STRATEGIESCHWENK WÄRE NEGATIV
Auch Analyst Dirk Schlamp von der DZ Bank äußerte sich skeptisch. Aktuell sei schwer zu sagen, ob die vom "Handelsblatt" angestellte Spekulation stimme. Es sei jedoch Fakt, dass der ganze Verkaufsprozess deutlich länger dauere als ursprünglich geplant, was ein eher negatives Signal sei. Auch wenn die brasilianische Landeswährung Real gegenüber dem Euro abgewertet habe und sich dadurch die Perspektiven verbessert hätten, würde er einen Strategieschwenk eher negativ bewerten. Schlamp rät weiterhin, die Titel von ThyssenKrupp zu verkaufen.
Analyst Ingo-Martin Schachel von der Commerzbank meinte, die Dichte an Spekulationen lasse vermuten, dass die Ankündigung eines Teilverkaufs von Steel Americas in Brasilien vor oder bei Vorlage der Quartalszahlen am 21. November nicht ausgeschlossen werden könne. Dabei hänge die Güte eines solchen Deals weniger davon ab, welchen Anteil ThyssenKrupp letztlich noch an CSA halte.

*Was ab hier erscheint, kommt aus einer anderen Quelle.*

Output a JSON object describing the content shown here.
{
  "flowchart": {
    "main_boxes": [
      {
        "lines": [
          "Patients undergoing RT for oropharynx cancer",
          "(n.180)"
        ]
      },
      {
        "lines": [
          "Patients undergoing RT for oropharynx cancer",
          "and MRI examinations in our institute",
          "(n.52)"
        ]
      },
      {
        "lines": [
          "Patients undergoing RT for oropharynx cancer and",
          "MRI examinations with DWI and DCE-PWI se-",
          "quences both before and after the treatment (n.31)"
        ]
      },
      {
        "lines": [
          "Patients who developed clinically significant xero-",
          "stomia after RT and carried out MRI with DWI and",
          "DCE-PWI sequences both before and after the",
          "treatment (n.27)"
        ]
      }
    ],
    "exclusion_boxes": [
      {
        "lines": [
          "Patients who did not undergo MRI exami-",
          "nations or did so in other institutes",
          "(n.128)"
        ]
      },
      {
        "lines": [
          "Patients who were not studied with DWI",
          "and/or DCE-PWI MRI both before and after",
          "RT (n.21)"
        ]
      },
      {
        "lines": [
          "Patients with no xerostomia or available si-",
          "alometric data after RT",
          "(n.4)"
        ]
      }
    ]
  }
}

Vielmehr gehe es eher um die Bedingungen einer "strategischen Partnerschaft" mit Unternehmen wie CSN oder ArcelorMittal.
UNSICHERHEIT BLEIBT BESTEHEN
Die Unsicherheit bleibe bestehen, schrieb Analyst Markus Glockenmeier von der Essener National-Bank. Wegen des erwarteten Anziehens der Stahlnachfrage im kommenden Jahr sowie dem erhöhten Druck auf das Management, die Sanierung voranzutreiben, bleibe er aber bei seiner Kaufempfehlung. Auch Commerzbank-Analyst Schachel hielt an seinem "Buy"-Votum fest. (DPA-AFX)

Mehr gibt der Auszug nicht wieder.